Project Evaluation Metrics.

The description below descripes an ideal project. Projects will be evaluated subjectively by the instructor according to this rubric.

  • Formatting (10 points). The student presented the report in a format that indicated professionalism and care in the organization, writing, and presentation of the overall report.

  • Introduction of problem and context (15 points). The student was able to present the problem and context in a way that is rich and interesting, incorportating relevant outside resources with adequate citations. They demonstrated a great understanding of the problem context and of the specific modeling problem itself.

  • Data description and initial processing.(15 points). The student was able to clearly present an overall picture of the data. This includes basic structure field by field descriptions as well as visualization and basic statistics. Where necessary they have adequately used techiques for cleaning the data.

  • Modeling (15 points). The paper indicates was able to generate different models which were described in a series of blog-like posts. The predictive po, submitted to Kaggle, and compared.

  • Evaluation and Summary (15 points). The predictive characteristcs of the different models are clearly compared in a table with appropriate conclusions.

  • Code (10 points). The appendix contained well organized and documented code.

  • Presentation (20 points). The context, data, modeling, and conclusions are clearly described in a 5-7 minute presentation. Slides are clear and readable. Content is customized for slides not just copied from the report.
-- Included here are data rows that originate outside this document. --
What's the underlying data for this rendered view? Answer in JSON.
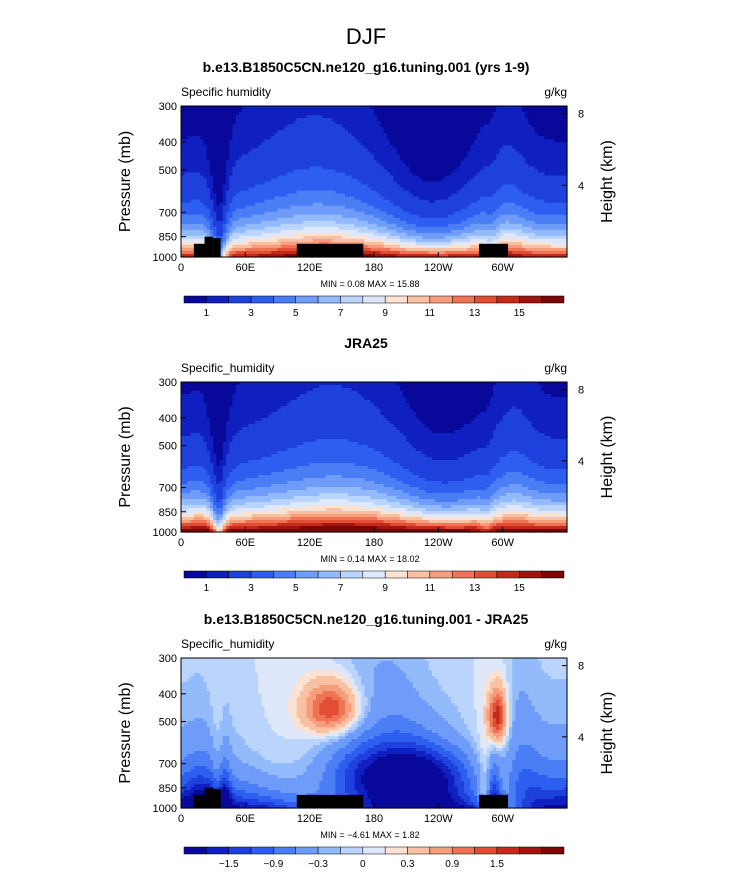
{
  "figure": {
    "season": "DJF"
  },
  "palettes": {
    "abs": [
      "#08089a",
      "#1020c0",
      "#1e40dc",
      "#2d5ef0",
      "#4b7df5",
      "#6e9cf8",
      "#93bbfb",
      "#bad4fb",
      "#dfe8fb",
      "#fbe3d3",
      "#f9c1a3",
      "#f69d7b",
      "#ef7456",
      "#e14e33",
      "#c42a1b",
      "#9f140e",
      "#7a0606"
    ],
    "diff": [
      "#08089a",
      "#1020c0",
      "#1e40dc",
      "#2d5ef0",
      "#4b7df5",
      "#6e9cf8",
      "#93bbfb",
      "#bad4fb",
      "#dfe8fb",
      "#fbe3d3",
      "#f9c1a3",
      "#f69d7b",
      "#ef7456",
      "#e14e33",
      "#c42a1b",
      "#9f140e",
      "#7a0606"
    ]
  },
  "chart_data": [
    {
      "type": "heatmap",
      "id": "model",
      "title": "b.e13.B1850C5CN.ne120_g16.tuning.001 (yrs 1-9)",
      "variable": "Specific humidity",
      "units": "g/kg",
      "ylabel": "Pressure (mb)",
      "ylabel_right": "Height (km)",
      "x_ticks": [
        "0",
        "60E",
        "120E",
        "180",
        "120W",
        "60W"
      ],
      "x_tick_values": [
        0,
        60,
        120,
        180,
        240,
        300
      ],
      "xlim": [
        0,
        360
      ],
      "y_ticks": [
        "300",
        "400",
        "500",
        "700",
        "850",
        "1000"
      ],
      "y_tick_values": [
        300,
        400,
        500,
        700,
        850,
        1000
      ],
      "ylim": [
        300,
        1000
      ],
      "height_ticks": [
        "8",
        "4"
      ],
      "height_tick_values": [
        8,
        4
      ],
      "stats": "MIN =   0.08   MAX =  15.88",
      "colorbar_labels": [
        "1",
        "3",
        "5",
        "7",
        "9",
        "11",
        "13",
        "15"
      ],
      "colorbar_label_slots": [
        1,
        3,
        5,
        7,
        9,
        11,
        13,
        15
      ],
      "levels": [
        0.5,
        1,
        2,
        3,
        4,
        5,
        6,
        7,
        8,
        9,
        10,
        11,
        12,
        13,
        14,
        15
      ],
      "profile": "model",
      "field": "q",
      "palette": "abs",
      "land_blocks": [
        {
          "x0": 12,
          "x1": 30,
          "p": 900
        },
        {
          "x0": 22,
          "x1": 30,
          "p": 850
        },
        {
          "x0": 30,
          "x1": 37,
          "p": 860
        },
        {
          "x0": 108,
          "x1": 170,
          "p": 900
        },
        {
          "x0": 278,
          "x1": 305,
          "p": 900
        }
      ]
    },
    {
      "type": "heatmap",
      "id": "obs",
      "title": "JRA25",
      "variable": "Specific_humidity",
      "units": "g/kg",
      "ylabel": "Pressure (mb)",
      "ylabel_right": "Height (km)",
      "x_ticks": [
        "0",
        "60E",
        "120E",
        "180",
        "120W",
        "60W"
      ],
      "x_tick_values": [
        0,
        60,
        120,
        180,
        240,
        300
      ],
      "xlim": [
        0,
        360
      ],
      "y_ticks": [
        "300",
        "400",
        "500",
        "700",
        "850",
        "1000"
      ],
      "y_tick_values": [
        300,
        400,
        500,
        700,
        850,
        1000
      ],
      "ylim": [
        300,
        1000
      ],
      "height_ticks": [
        "8",
        "4"
      ],
      "height_tick_values": [
        8,
        4
      ],
      "stats": "MIN =   0.14   MAX =  18.02",
      "colorbar_labels": [
        "1",
        "3",
        "5",
        "7",
        "9",
        "11",
        "13",
        "15"
      ],
      "colorbar_label_slots": [
        1,
        3,
        5,
        7,
        9,
        11,
        13,
        15
      ],
      "levels": [
        0.5,
        1,
        2,
        3,
        4,
        5,
        6,
        7,
        8,
        9,
        10,
        11,
        12,
        13,
        14,
        15
      ],
      "profile": "obs",
      "field": "q",
      "palette": "abs",
      "land_blocks": []
    },
    {
      "type": "heatmap",
      "id": "diff",
      "title": "b.e13.B1850C5CN.ne120_g16.tuning.001 - JRA25",
      "variable": "Specific_humidity",
      "units": "g/kg",
      "ylabel": "Pressure (mb)",
      "ylabel_right": "Height (km)",
      "x_ticks": [
        "0",
        "60E",
        "120E",
        "180",
        "120W",
        "60W"
      ],
      "x_tick_values": [
        0,
        60,
        120,
        180,
        240,
        300
      ],
      "xlim": [
        0,
        360
      ],
      "y_ticks": [
        "300",
        "400",
        "500",
        "700",
        "850",
        "1000"
      ],
      "y_tick_values": [
        300,
        400,
        500,
        700,
        850,
        1000
      ],
      "ylim": [
        300,
        1000
      ],
      "height_ticks": [
        "8",
        "4"
      ],
      "height_tick_values": [
        8,
        4
      ],
      "stats": "MIN =  −4.61   MAX =   1.82",
      "colorbar_labels": [
        "−1.5",
        "−0.9",
        "−0.3",
        "0",
        "0.3",
        "0.9",
        "1.5"
      ],
      "colorbar_label_slots": [
        2,
        4,
        6,
        8,
        10,
        12,
        14
      ],
      "levels": [
        -1.8,
        -1.5,
        -1.2,
        -0.9,
        -0.6,
        -0.3,
        -0.15,
        0,
        0.15,
        0.3,
        0.6,
        0.9,
        1.2,
        1.5,
        1.8,
        2.1
      ],
      "profile": "diff",
      "field": "dq",
      "palette": "diff",
      "land_blocks": [
        {
          "x0": 12,
          "x1": 30,
          "p": 900
        },
        {
          "x0": 22,
          "x1": 30,
          "p": 850
        },
        {
          "x0": 30,
          "x1": 37,
          "p": 860
        },
        {
          "x0": 108,
          "x1": 170,
          "p": 900
        },
        {
          "x0": 278,
          "x1": 305,
          "p": 900
        }
      ]
    }
  ]
}
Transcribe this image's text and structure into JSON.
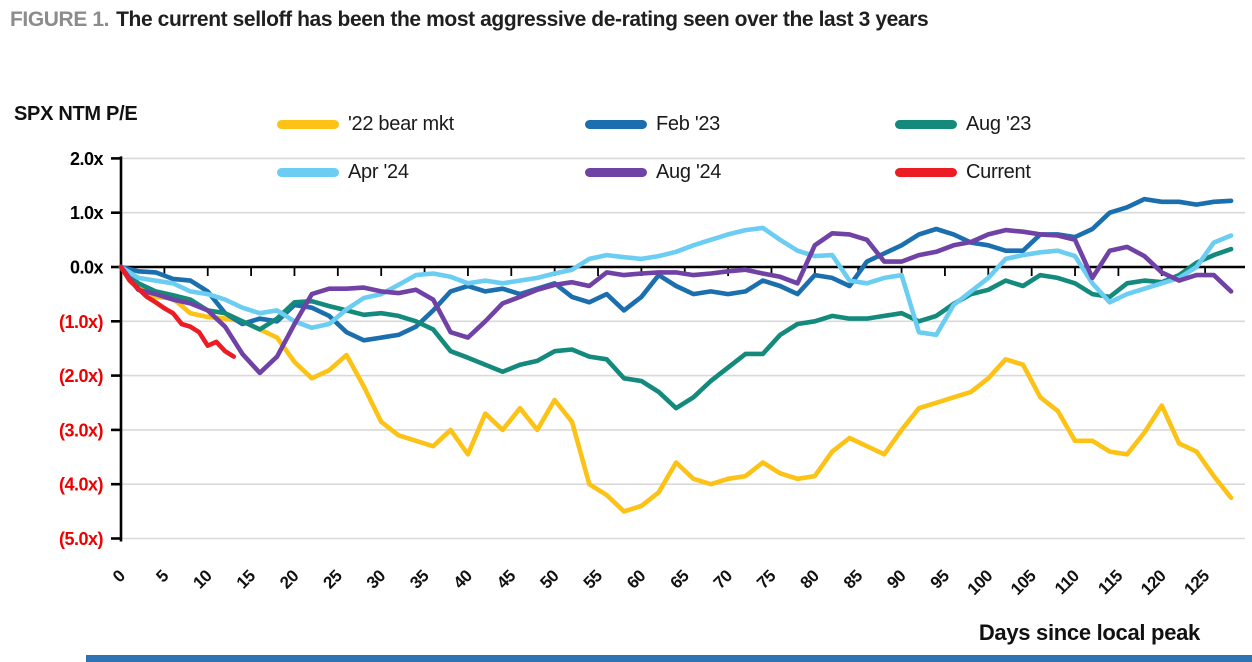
{
  "header": {
    "figure_label": "FIGURE 1.",
    "title": "The current selloff has been the most aggressive de-rating seen over the last 3 years"
  },
  "chart": {
    "y_axis_title": "SPX NTM P/E",
    "x_axis_title": "Days since local peak"
  },
  "colors": {
    "grid": "#d9d9d9",
    "axis": "#000000",
    "tick_label_positive": "#000000",
    "tick_label_negative": "#ee0000",
    "figure_label": "#8c8c8c",
    "title_text": "#1f1f1f",
    "footer_bar": "#2e74b5"
  },
  "chart_data": {
    "type": "line",
    "title": "The current selloff has been the most aggressive de-rating seen over the last 3 years",
    "xlabel": "Days since local peak",
    "ylabel": "SPX NTM P/E",
    "ylim": [
      -5.0,
      2.0
    ],
    "xlim": [
      0,
      130
    ],
    "grid": true,
    "legend_position": "top",
    "x_ticks": [
      0,
      5,
      10,
      15,
      20,
      25,
      30,
      35,
      40,
      45,
      50,
      55,
      60,
      65,
      70,
      75,
      80,
      85,
      90,
      95,
      100,
      105,
      110,
      115,
      120,
      125
    ],
    "y_ticks": [
      {
        "value": 2,
        "label": "2.0x"
      },
      {
        "value": 1,
        "label": "1.0x"
      },
      {
        "value": 0,
        "label": "0.0x"
      },
      {
        "value": -1,
        "label": "(1.0x)"
      },
      {
        "value": -2,
        "label": "(2.0x)"
      },
      {
        "value": -3,
        "label": "(3.0x)"
      },
      {
        "value": -4,
        "label": "(4.0x)"
      },
      {
        "value": -5,
        "label": "(5.0x)"
      }
    ],
    "x": [
      0,
      2,
      4,
      6,
      8,
      10,
      12,
      14,
      16,
      18,
      20,
      22,
      24,
      26,
      28,
      30,
      32,
      34,
      36,
      38,
      40,
      42,
      44,
      46,
      48,
      50,
      52,
      54,
      56,
      58,
      60,
      62,
      64,
      66,
      68,
      70,
      72,
      74,
      76,
      78,
      80,
      82,
      84,
      86,
      88,
      90,
      92,
      94,
      96,
      98,
      100,
      102,
      104,
      106,
      108,
      110,
      112,
      114,
      116,
      118,
      120,
      122,
      124,
      126,
      128
    ],
    "series": [
      {
        "name": "'22 bear mkt",
        "color": "#fcc216",
        "values": [
          0,
          -0.36,
          -0.55,
          -0.58,
          -0.85,
          -0.92,
          -0.95,
          -1.0,
          -1.15,
          -1.3,
          -1.75,
          -2.05,
          -1.9,
          -1.62,
          -2.2,
          -2.85,
          -3.1,
          -3.2,
          -3.3,
          -3.0,
          -3.45,
          -2.7,
          -3.0,
          -2.6,
          -3.0,
          -2.45,
          -2.85,
          -4.0,
          -4.2,
          -4.5,
          -4.4,
          -4.15,
          -3.6,
          -3.9,
          -4.0,
          -3.9,
          -3.85,
          -3.6,
          -3.8,
          -3.9,
          -3.85,
          -3.4,
          -3.15,
          -3.3,
          -3.45,
          -3.0,
          -2.6,
          -2.5,
          -2.4,
          -2.3,
          -2.05,
          -1.7,
          -1.8,
          -2.4,
          -2.65,
          -3.2,
          -3.2,
          -3.4,
          -3.45,
          -3.05,
          -2.55,
          -3.25,
          -3.4,
          -3.85,
          -4.25
        ]
      },
      {
        "name": "Feb '23",
        "color": "#1b6fae",
        "values": [
          0,
          -0.08,
          -0.1,
          -0.22,
          -0.25,
          -0.45,
          -0.85,
          -1.05,
          -0.95,
          -1.0,
          -0.7,
          -0.75,
          -0.9,
          -1.2,
          -1.35,
          -1.3,
          -1.25,
          -1.1,
          -0.8,
          -0.45,
          -0.35,
          -0.45,
          -0.4,
          -0.5,
          -0.4,
          -0.3,
          -0.55,
          -0.65,
          -0.5,
          -0.8,
          -0.55,
          -0.15,
          -0.35,
          -0.5,
          -0.45,
          -0.5,
          -0.45,
          -0.25,
          -0.35,
          -0.5,
          -0.15,
          -0.2,
          -0.35,
          0.1,
          0.25,
          0.4,
          0.6,
          0.7,
          0.6,
          0.45,
          0.4,
          0.3,
          0.3,
          0.6,
          0.6,
          0.55,
          0.7,
          1.0,
          1.1,
          1.25,
          1.2,
          1.2,
          1.15,
          1.2,
          1.22
        ]
      },
      {
        "name": "Aug '23",
        "color": "#148a7d",
        "values": [
          0,
          -0.3,
          -0.45,
          -0.52,
          -0.6,
          -0.8,
          -0.85,
          -1.0,
          -1.15,
          -0.95,
          -0.65,
          -0.63,
          -0.72,
          -0.8,
          -0.88,
          -0.85,
          -0.9,
          -1.0,
          -1.15,
          -1.55,
          -1.67,
          -1.8,
          -1.93,
          -1.8,
          -1.73,
          -1.55,
          -1.52,
          -1.65,
          -1.7,
          -2.05,
          -2.1,
          -2.3,
          -2.6,
          -2.4,
          -2.1,
          -1.85,
          -1.6,
          -1.6,
          -1.25,
          -1.05,
          -1.0,
          -0.9,
          -0.95,
          -0.95,
          -0.9,
          -0.85,
          -1.0,
          -0.9,
          -0.68,
          -0.5,
          -0.42,
          -0.25,
          -0.35,
          -0.15,
          -0.2,
          -0.3,
          -0.5,
          -0.55,
          -0.3,
          -0.25,
          -0.28,
          -0.15,
          0.08,
          0.22,
          0.33
        ]
      },
      {
        "name": "Apr '24",
        "color": "#6bcdf2",
        "values": [
          0,
          -0.2,
          -0.25,
          -0.3,
          -0.45,
          -0.5,
          -0.6,
          -0.75,
          -0.85,
          -0.8,
          -1.0,
          -1.12,
          -1.05,
          -0.78,
          -0.57,
          -0.5,
          -0.33,
          -0.15,
          -0.12,
          -0.18,
          -0.3,
          -0.25,
          -0.3,
          -0.25,
          -0.2,
          -0.12,
          -0.05,
          0.15,
          0.22,
          0.18,
          0.15,
          0.2,
          0.28,
          0.4,
          0.5,
          0.6,
          0.68,
          0.72,
          0.5,
          0.3,
          0.2,
          0.22,
          -0.25,
          -0.3,
          -0.2,
          -0.15,
          -1.2,
          -1.25,
          -0.7,
          -0.45,
          -0.2,
          0.15,
          0.22,
          0.27,
          0.3,
          0.2,
          -0.3,
          -0.65,
          -0.5,
          -0.4,
          -0.3,
          -0.2,
          0.0,
          0.45,
          0.58
        ]
      },
      {
        "name": "Aug '24",
        "color": "#7142a5",
        "values": [
          0,
          -0.42,
          -0.5,
          -0.6,
          -0.67,
          -0.8,
          -1.1,
          -1.6,
          -1.95,
          -1.65,
          -1.05,
          -0.5,
          -0.4,
          -0.4,
          -0.38,
          -0.45,
          -0.48,
          -0.42,
          -0.6,
          -1.2,
          -1.3,
          -1.0,
          -0.67,
          -0.55,
          -0.42,
          -0.33,
          -0.28,
          -0.35,
          -0.1,
          -0.15,
          -0.12,
          -0.1,
          -0.1,
          -0.15,
          -0.12,
          -0.08,
          -0.05,
          -0.12,
          -0.18,
          -0.3,
          0.4,
          0.62,
          0.6,
          0.5,
          0.1,
          0.1,
          0.22,
          0.28,
          0.4,
          0.46,
          0.6,
          0.68,
          0.65,
          0.6,
          0.58,
          0.5,
          -0.2,
          0.3,
          0.37,
          0.2,
          -0.1,
          -0.25,
          -0.15,
          -0.15,
          -0.45
        ]
      },
      {
        "name": "Current",
        "color": "#ec1c24",
        "days": [
          0,
          1,
          2,
          3,
          4,
          5,
          6,
          7,
          8,
          9,
          10,
          11,
          12,
          13
        ],
        "values": [
          0,
          -0.25,
          -0.4,
          -0.55,
          -0.65,
          -0.76,
          -0.85,
          -1.05,
          -1.1,
          -1.2,
          -1.45,
          -1.38,
          -1.55,
          -1.65
        ]
      }
    ]
  }
}
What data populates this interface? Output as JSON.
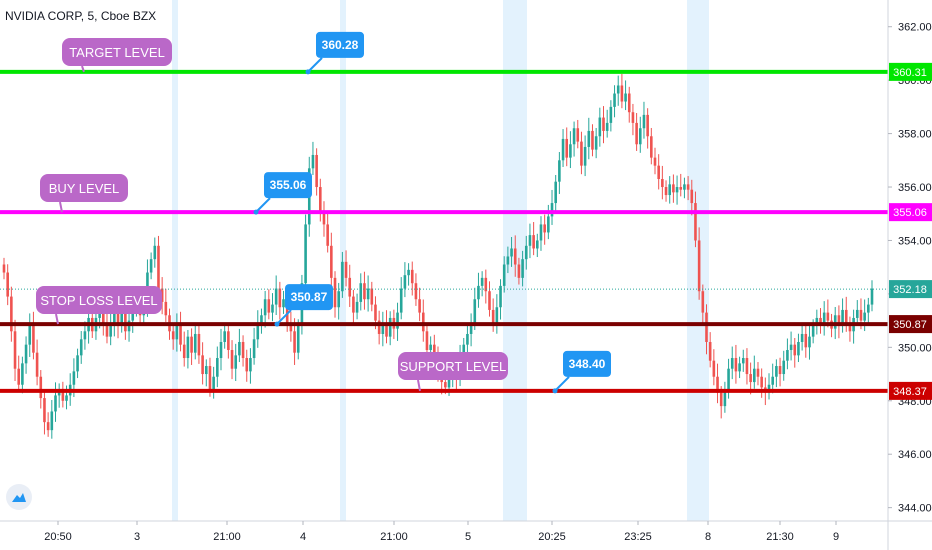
{
  "header": {
    "symbol_title": "NVIDIA CORP, 5, Cboe BZX"
  },
  "colors": {
    "up": "#26a69a",
    "down": "#ef5350",
    "target": "#00e600",
    "buy": "#ff00ff",
    "stop": "#7a0000",
    "support": "#cc0000",
    "callout_blue": "#2196f3",
    "label_purple": "#ba68c8",
    "session_shade": "#e3f2fd"
  },
  "icons": {
    "brand": "tradingview-logo-icon"
  },
  "chart_data": {
    "type": "candlestick",
    "title": "NVIDIA CORP, 5, Cboe BZX",
    "ylim": [
      343.5,
      363.0
    ],
    "y_ticks": [
      "362.00",
      "360.00",
      "358.00",
      "356.00",
      "354.00",
      "352.00",
      "350.00",
      "348.00",
      "346.00",
      "344.00"
    ],
    "x_ticks": [
      "20:50",
      "3",
      "21:00",
      "4",
      "21:00",
      "5",
      "20:25",
      "23:25",
      "8",
      "21:30",
      "9"
    ],
    "last_price": 352.18,
    "levels": [
      {
        "name": "TARGET LEVEL",
        "value": 360.31,
        "axis_label": "360.31",
        "callout": "360.28",
        "color_key": "target"
      },
      {
        "name": "BUY LEVEL",
        "value": 355.06,
        "axis_label": "355.06",
        "callout": "355.06",
        "color_key": "buy"
      },
      {
        "name": "STOP LOSS LEVEL",
        "value": 350.87,
        "axis_label": "350.87",
        "callout": "350.87",
        "color_key": "stop"
      },
      {
        "name": "SUPPORT LEVEL",
        "value": 348.37,
        "axis_label": "348.37",
        "callout": "348.40",
        "color_key": "support"
      }
    ],
    "series": [
      {
        "closes": [
          352.8,
          351.9,
          350.6,
          349.2,
          348.6,
          349.4,
          350.1,
          350.9,
          349.8,
          348.9,
          348.1,
          347.2,
          346.9,
          347.6,
          348.2,
          348.4,
          348.0,
          348.2,
          348.6,
          349.1,
          349.7,
          350.3,
          350.6,
          351.1,
          350.6,
          351.1,
          351.3,
          350.9,
          350.4,
          350.8,
          351.4,
          350.8,
          351.3,
          350.6,
          351.0,
          351.4,
          351.7,
          351.2,
          351.6,
          352.8,
          353.3,
          353.8,
          352.2,
          351.7,
          351.2,
          350.6,
          350.3,
          350.9,
          350.1,
          349.6,
          350.4,
          349.8,
          350.5,
          349.7,
          349.0,
          349.3,
          348.4,
          348.9,
          349.6,
          350.2,
          350.6,
          349.9,
          349.2,
          349.7,
          350.2,
          349.6,
          349.1,
          349.6,
          350.3,
          350.9,
          351.2,
          351.8,
          351.3,
          351.6,
          352.2,
          351.5,
          351.8,
          350.9,
          350.6,
          349.8,
          350.8,
          352.4,
          354.6,
          356.7,
          357.2,
          356.0,
          355.1,
          354.6,
          353.8,
          352.6,
          351.5,
          352.1,
          353.2,
          352.6,
          351.9,
          351.3,
          351.7,
          352.4,
          351.8,
          352.2,
          351.6,
          351.0,
          350.5,
          350.9,
          350.4,
          351.1,
          350.7,
          351.3,
          352.2,
          352.7,
          352.9,
          352.4,
          351.8,
          351.3,
          350.6,
          349.9,
          350.1,
          349.6,
          349.1,
          348.7,
          348.5,
          348.9,
          349.3,
          348.8,
          349.6,
          350.1,
          350.5,
          350.9,
          351.8,
          352.3,
          352.6,
          352.1,
          351.4,
          350.9,
          351.5,
          352.3,
          353.1,
          353.4,
          353.7,
          353.1,
          352.6,
          353.3,
          353.8,
          354.2,
          353.7,
          354.0,
          354.6,
          354.3,
          354.9,
          355.4,
          356.2,
          357.0,
          357.8,
          357.1,
          357.6,
          358.2,
          357.7,
          356.8,
          357.5,
          358.1,
          357.4,
          357.9,
          358.6,
          358.1,
          358.4,
          359.0,
          359.5,
          359.8,
          359.2,
          359.5,
          358.8,
          358.4,
          357.6,
          358.2,
          358.7,
          357.9,
          357.1,
          356.8,
          356.3,
          356.0,
          355.7,
          356.1,
          355.8,
          356.0,
          355.9,
          356.1,
          355.9,
          355.4,
          354.0,
          352.1,
          351.3,
          350.2,
          349.5,
          348.9,
          348.3,
          347.8,
          348.4,
          349.2,
          349.6,
          349.1,
          349.4,
          349.6,
          349.0,
          348.7,
          349.2,
          348.9,
          348.5,
          348.3,
          348.6,
          348.9,
          349.3,
          349.0,
          349.5,
          349.9,
          350.1,
          349.7,
          350.2,
          350.5,
          350.0,
          350.4,
          350.8,
          351.1,
          350.9,
          351.3,
          351.0,
          350.7,
          351.2,
          350.8,
          351.4,
          350.9,
          350.6,
          351.1,
          351.4,
          351.0,
          351.3,
          351.6,
          352.2
        ]
      }
    ]
  }
}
Presentation is clear and understandable.

Project Schedule

  1. 28-Sept (or before). A 1 page proposal due. This should include a very short description of the context, data, and the goal of the modeling. This is ungraded but can be incorporated into final report.
  2. 26-Oct (or before). Manditory 1st check-in with instructor/TA.
  3. 16-Nov (or before). Manditory 2nd check-in with instructor/TA.
  4. 5-Dec (or before). Final project presentations.
  5. 7-Dec (or before). Final reports.


Creative Commons License
This work is licensed under a Creative Commons Attribution 4.0 International License.


Tutorial Assignment

There are so many different things to learn related to data science. For this assignment you are required to select some interesting component that can be presented clearly to the class in less than 5 minutes and using 1 Jupyter Notebook or blog post.